The Chavez family say the storm was powerful. The roof of their home was ripped off and their belongings were thrown into the yard.
Antonio Chavez, his wife and their four puppies hid in a closet inside their home.
"He just grabbed me, threw me in the closet, threw a blanket, grabbed my dogs, sat on top of me in the closet until everything passed," said Brenda Chavez. "My mind went blank, I just had my Chihuahuas, that was my main priority, my dogs and my husband and that's it."
The couple said all they could do was pray.
"I was just praying, praying to the Lord, saying please help us," said Antonio Chavez. "Like five seconds, everything was gone."
A few streets over, the Von Etten family also relied on their faith as they rode out the storm that took the roof off their home.
"My husband was holding the door closed and he was praying out loud, that's all you could do," said Courtney Von Etten.
Damage, debris and determination fill the streets of Moore, but the spirits of the people of Moore remains unshaken.
"We just keep telling them everything is going to be okay, God protected us, we are alive," said Von Etten.
Moore Is No Stranger to Disaster
Moore’s longtime mayor, Glenn Lewis, described the recent twister that hit his city as "kind of like a junior tornado for us" as he assessed the damage Thursday.
Gov. Mary Fallin declared a state of emergency for 25 counties ahead of a visit to Moore, where seven school children were among 24 people killed in a top-scale EF-5 tornado in 2013. Wednesday's storms were considerably weaker, and the governor said damage was still being assessed.
"We've been down this road before. We know what to do," Fallin said after touring an elementary school that lost its roof.
"It's hard to believe 2 years later at a Moore Public School surveying damage," said Fallin. "I'm very thankful that this school did not receive this damage during school hours."
Moore has been hit by 22 tornadoes since 1893, and since 1999, four storms have been rated near the top of the scale for tornado damage.
Picking Up the Pieces in Tulsa
Residents of a hard-hit Sand Springs, just west of Tulsa, said the storm was agonizing.
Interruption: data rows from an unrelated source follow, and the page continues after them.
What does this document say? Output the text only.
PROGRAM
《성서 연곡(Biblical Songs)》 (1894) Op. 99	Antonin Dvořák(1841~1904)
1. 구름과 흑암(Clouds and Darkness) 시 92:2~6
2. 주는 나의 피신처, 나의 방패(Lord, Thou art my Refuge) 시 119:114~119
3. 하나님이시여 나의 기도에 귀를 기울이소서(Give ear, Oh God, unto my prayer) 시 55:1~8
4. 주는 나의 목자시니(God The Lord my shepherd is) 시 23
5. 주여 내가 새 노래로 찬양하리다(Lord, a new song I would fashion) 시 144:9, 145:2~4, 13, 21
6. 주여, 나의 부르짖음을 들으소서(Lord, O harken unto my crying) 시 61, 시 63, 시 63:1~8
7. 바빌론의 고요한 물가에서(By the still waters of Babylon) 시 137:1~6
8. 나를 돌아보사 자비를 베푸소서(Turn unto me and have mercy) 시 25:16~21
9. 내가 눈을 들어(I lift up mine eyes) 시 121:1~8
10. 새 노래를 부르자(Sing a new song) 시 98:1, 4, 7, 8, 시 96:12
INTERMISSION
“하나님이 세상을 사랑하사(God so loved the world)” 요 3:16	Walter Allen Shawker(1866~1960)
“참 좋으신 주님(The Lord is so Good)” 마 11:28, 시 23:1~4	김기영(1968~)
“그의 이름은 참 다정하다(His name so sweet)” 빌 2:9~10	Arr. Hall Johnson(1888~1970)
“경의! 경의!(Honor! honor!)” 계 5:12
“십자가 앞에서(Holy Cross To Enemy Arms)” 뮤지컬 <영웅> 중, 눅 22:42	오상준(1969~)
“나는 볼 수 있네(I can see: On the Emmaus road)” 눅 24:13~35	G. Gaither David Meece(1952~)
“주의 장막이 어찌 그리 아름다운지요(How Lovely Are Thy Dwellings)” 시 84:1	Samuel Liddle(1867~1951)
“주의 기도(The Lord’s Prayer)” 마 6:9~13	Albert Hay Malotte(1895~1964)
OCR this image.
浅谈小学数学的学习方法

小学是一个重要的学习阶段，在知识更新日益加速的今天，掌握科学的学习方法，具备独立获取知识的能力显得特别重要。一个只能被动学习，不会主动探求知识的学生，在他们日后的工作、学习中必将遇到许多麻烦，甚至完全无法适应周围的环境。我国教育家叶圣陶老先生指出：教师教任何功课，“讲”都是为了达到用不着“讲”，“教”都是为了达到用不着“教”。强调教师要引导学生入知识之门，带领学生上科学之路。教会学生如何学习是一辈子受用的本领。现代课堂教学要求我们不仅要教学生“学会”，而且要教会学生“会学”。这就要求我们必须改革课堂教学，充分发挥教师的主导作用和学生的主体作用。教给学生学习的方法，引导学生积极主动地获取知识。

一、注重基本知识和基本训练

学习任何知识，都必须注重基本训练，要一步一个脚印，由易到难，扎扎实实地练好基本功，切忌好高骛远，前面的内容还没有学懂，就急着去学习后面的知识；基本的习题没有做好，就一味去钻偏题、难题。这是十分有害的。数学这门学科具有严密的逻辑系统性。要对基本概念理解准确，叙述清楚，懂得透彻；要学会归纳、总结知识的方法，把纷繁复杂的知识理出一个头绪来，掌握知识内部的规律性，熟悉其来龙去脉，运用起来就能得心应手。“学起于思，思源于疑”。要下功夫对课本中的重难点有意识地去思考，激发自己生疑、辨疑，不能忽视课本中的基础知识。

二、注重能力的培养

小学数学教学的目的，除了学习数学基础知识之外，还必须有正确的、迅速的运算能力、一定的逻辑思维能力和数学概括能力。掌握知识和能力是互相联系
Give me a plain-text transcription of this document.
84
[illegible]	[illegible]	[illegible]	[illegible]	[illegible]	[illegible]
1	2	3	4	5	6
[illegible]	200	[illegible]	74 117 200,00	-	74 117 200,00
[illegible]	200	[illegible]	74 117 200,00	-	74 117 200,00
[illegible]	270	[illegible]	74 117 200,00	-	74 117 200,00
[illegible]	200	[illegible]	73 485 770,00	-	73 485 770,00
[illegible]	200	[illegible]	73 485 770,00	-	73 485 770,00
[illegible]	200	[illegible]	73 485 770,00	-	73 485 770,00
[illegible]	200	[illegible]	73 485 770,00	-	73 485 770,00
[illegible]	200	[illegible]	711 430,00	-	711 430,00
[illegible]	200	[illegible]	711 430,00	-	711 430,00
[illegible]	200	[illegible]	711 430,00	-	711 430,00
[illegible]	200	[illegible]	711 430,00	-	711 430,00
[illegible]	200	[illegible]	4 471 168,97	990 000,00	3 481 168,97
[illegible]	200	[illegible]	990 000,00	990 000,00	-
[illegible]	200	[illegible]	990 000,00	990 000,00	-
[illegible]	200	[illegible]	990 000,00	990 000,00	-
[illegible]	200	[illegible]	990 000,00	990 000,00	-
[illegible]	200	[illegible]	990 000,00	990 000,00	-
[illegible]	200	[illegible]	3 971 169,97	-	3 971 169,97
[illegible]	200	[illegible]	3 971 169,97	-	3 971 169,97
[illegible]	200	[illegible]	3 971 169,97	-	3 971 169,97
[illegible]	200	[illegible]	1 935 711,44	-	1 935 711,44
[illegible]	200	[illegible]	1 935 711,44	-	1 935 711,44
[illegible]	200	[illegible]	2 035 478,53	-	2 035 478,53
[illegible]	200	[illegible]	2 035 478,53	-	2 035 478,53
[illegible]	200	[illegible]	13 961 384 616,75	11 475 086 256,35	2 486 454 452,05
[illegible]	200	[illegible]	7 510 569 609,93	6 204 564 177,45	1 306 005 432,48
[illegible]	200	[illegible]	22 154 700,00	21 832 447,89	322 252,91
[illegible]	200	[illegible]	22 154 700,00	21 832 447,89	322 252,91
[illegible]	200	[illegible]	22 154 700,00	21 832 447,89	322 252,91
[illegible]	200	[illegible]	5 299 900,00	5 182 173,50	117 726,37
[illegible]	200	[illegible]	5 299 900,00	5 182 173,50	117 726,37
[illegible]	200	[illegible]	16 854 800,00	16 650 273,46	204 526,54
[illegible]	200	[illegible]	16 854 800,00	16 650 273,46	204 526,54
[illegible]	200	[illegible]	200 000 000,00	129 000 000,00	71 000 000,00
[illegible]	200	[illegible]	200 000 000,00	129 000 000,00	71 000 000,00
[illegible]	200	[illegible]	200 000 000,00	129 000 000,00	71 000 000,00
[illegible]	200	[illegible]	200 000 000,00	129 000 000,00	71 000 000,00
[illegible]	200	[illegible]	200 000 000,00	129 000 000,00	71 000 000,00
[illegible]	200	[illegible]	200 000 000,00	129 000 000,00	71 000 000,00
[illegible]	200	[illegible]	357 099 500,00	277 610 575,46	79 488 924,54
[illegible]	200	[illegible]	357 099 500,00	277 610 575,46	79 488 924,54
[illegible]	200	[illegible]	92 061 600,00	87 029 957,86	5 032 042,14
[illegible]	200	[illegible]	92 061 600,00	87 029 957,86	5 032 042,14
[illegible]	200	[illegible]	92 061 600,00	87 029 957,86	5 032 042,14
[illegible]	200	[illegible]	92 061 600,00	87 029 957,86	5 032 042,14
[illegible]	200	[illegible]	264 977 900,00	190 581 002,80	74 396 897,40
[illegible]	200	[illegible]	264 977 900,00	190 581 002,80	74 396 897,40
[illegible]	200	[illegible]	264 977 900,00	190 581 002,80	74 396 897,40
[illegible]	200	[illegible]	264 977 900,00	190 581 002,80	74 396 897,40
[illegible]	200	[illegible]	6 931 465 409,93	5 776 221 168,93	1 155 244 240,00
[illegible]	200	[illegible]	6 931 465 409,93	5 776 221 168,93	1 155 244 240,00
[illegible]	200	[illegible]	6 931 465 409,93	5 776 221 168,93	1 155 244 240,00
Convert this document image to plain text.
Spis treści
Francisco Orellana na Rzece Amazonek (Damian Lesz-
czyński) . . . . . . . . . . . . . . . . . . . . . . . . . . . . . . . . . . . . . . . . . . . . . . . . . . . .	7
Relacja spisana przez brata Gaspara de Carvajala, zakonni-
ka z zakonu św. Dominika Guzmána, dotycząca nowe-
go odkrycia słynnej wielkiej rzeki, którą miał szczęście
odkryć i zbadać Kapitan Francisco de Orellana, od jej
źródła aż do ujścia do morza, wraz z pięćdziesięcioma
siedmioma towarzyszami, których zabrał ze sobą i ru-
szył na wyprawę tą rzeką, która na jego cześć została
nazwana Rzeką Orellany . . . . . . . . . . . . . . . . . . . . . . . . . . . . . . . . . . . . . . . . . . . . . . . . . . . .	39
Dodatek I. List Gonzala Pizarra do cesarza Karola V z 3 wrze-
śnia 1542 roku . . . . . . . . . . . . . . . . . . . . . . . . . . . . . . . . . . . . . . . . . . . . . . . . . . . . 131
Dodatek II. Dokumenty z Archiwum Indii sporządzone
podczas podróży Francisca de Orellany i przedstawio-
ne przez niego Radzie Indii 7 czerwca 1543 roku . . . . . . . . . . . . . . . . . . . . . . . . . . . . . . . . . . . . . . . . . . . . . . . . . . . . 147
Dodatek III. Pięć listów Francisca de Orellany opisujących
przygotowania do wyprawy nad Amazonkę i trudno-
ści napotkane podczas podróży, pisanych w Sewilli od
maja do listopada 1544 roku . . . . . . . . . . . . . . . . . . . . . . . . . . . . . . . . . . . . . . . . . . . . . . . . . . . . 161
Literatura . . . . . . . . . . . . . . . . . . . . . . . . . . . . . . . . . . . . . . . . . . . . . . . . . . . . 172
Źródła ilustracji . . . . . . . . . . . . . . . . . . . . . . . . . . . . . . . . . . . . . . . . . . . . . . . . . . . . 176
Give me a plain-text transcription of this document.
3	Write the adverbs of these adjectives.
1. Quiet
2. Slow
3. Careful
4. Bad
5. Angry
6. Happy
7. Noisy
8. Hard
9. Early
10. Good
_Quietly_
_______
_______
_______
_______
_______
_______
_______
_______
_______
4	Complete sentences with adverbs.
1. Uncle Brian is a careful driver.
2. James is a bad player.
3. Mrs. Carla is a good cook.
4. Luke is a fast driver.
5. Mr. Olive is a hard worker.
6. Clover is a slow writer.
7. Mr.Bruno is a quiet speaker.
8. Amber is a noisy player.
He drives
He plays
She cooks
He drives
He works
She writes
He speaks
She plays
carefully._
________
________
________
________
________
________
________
"Tornadoes mean a loss for a lot of people and their property," Lisa Reagle said as she rummaged through her father's demolished mobile home looking for photographs of him playing music with Merle Haggard.
Deidre Maxwell scoured the debris for her parents' prescription medications and any family keepsakes. She also was looking for the family car, a PT Cruiser that had been parked beside their mobile home.
"I don't even know how I'm going to get in this," she said, struggling to lift the front door from the nearly demolished trailer.
Wednesday's storms broke a months-long tornado drought in Oklahoma; a day earlier, an Arkansas waterspout was the first twister to hit the U.S. in a month.
Reagle credited "a God thing" for the low casualty count, and Tulsa County Undersheriff Tim Albin said the area fared surprisingly well through tornadoes, hail and heavy rains.
"I'll tell you, when we got to pulling up on the scene you just thought we were going to be pulling a hundred bodies out of here," Albin said.
Desiree Roberts said the mobile home she lost in the storm was likely her last. "The risk is just too great," she said.
The U.S. had had an unusually quiet start to the tornado season. After a series of storms in early January from Mississippi to Georgia, cold air settled into much of the country, suppressing violent weather. Tuesday's waterspout over Bull Shoals Lake in Arkansas was the nation's first twister in March; the month typically has 120.
The last time the U.S. had no twisters in March was nearly 50 years ago, but a slow start means nothing once the atmosphere becomes ripe for storms, according to the U.S. Storm Prediction Center.
"We always know it's a possibility, and it may be `You're next,"' Reagle said.
Associated Press reporter Sean Murphy contributed to this report from Oklahoma City.